Fourth , the hypothesis of Ang II-induced downregulation of ACE activity is not supported by translational research on renin-angiotensinogen-angiotensin pathways. While increases in bradykinin levels are possible secondary to angiotensin-type-2 receptor (AT2R)-mediated Ang II action, this is often a counterregulatory mechanism [17] and hence, should not predominate. Previous studies on ARDS found a correlation between pulmonary capillary endothelium bound ACE activity and severity of ARDS [18]. High ACE levels in bronchoalveolar lavage (BAL) fluids have been observed in ARDS despite a reduction in serum ACE levels [19]. Though, no study on COVID-19 has actually measured the ACE levels in BAL fluid and ACE protein expression in lungs, a recent study measuring the circulating ACE levels in COVID-19 patients demonstrated decreased circulatory levels of ACE in severe COVID-19 patients that normalizes during the recovery phase [20]. This reduced serum ACE levels may reflect loss of enzyme release from a damaged pulmonary vascular endothelium, but not be the true representative of ACE activity in the lung compartment [20] that may actually be increased [21]. High tissue ACE activity increases degradation of bradykinin to inactive metabolites, inhibiting vasodilator pathways in lungs. Similar mechanism can explain the low incidence of rhinorrhea and nasal congestion in SARS-CoV-2, unlike other viral upper respiratory tract infections wherein bradykinin is considered to be the most important mediator. The presence of ACE in the superficial lamina propria and the endothelium of superficial blood vessels of human nasal mucosa also suggests the possible role of ACE in limiting the inflammatory effects of bradykinin in nasal mucosa [22]. A report of increased cerebrospinal fluid levels of ACE in two patients with transient COVID-19 encephalitis (˂ 3 days) further highlights the pathological role of local ACE upregulation in COVID-19 [23].

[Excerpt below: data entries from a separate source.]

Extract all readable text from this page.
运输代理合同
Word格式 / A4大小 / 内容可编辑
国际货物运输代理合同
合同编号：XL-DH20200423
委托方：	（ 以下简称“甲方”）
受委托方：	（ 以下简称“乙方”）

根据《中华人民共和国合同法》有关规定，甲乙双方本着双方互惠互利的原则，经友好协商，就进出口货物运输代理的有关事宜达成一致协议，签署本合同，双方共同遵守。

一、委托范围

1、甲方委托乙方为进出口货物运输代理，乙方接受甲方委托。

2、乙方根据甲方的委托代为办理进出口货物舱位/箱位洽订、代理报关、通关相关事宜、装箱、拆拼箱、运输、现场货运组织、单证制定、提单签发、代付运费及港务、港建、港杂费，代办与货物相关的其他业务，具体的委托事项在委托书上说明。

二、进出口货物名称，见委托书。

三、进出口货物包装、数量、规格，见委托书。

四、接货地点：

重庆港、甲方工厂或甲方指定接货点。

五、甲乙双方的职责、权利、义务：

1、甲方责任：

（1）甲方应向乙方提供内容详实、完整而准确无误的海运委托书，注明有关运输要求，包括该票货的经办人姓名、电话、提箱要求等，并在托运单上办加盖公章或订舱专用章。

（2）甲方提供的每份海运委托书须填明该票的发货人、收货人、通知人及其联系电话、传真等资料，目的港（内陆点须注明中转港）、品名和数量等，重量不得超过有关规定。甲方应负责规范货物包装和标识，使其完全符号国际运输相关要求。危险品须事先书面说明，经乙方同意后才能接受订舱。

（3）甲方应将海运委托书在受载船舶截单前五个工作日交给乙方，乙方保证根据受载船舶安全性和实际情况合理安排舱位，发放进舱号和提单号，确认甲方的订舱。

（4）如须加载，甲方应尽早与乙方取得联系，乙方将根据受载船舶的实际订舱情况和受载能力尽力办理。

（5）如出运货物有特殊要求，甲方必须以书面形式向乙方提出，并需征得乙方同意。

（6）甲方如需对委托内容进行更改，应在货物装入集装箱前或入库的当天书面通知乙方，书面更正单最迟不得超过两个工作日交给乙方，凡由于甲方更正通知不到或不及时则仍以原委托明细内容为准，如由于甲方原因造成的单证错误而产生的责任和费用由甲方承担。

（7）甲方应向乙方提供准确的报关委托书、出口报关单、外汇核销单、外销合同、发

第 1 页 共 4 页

Fifth, and most important is to understand the normal physiological and pathological roles of Ang II in humans. In health, AT2R and masR, but not angiotensin-type-1 receptor (AT1R), are the only angiotensin receptor types expressed on pulmonary endothelium and AT1R are expressed on the pulmonary vascular smooth cells and mesenchymal cells located beneath the pulmonary endothelium [24]. Also, the locally produced Ang II in the vascular lumen could not crosses the intact endothelium. Thus, in healthy alveolar capillaries, AngII-AT2R and Ang(1-7)-masR induced nitric-oxide (NO)-mediated vasodilatory effect is overactive and maintains low PVR, explaining why Ang II infusions in physiological dose ranges failed to increase PVR [25, 26]. However, with high-dose Ang II infusions AT1R activity predominates and can produce intense non-homogenous pulmonary vasoconstriction and ventilation-perfusion mismatching akin to that produced by hypoxia [27, 28]. Ang II infusion has also been demonstrated to produce non-cardiogenic acute pulmonary edema [21]. Also, on one hand, the subpressor levels of Ang II activate AMP-activated protein kinase (AMPK) and increases ACE2, the high levels of Ang II (pathological state) inhibit AMPK, upregulates ACE and downregulates ACE2 via the AT1R-ERK/p38 MAPK pathway [29]. Thus, Ang II has beneficial as well as harmful vascular effects depending upon the Ang II levels as well as effector receptors expressions. Importantly, COVID-19 patients have high systemic Ang II levels that are linked with disease severity [30] and decrease in Ang II levels following human recombinant soluble ACE2 therapy correlated with the clinical improvement [31].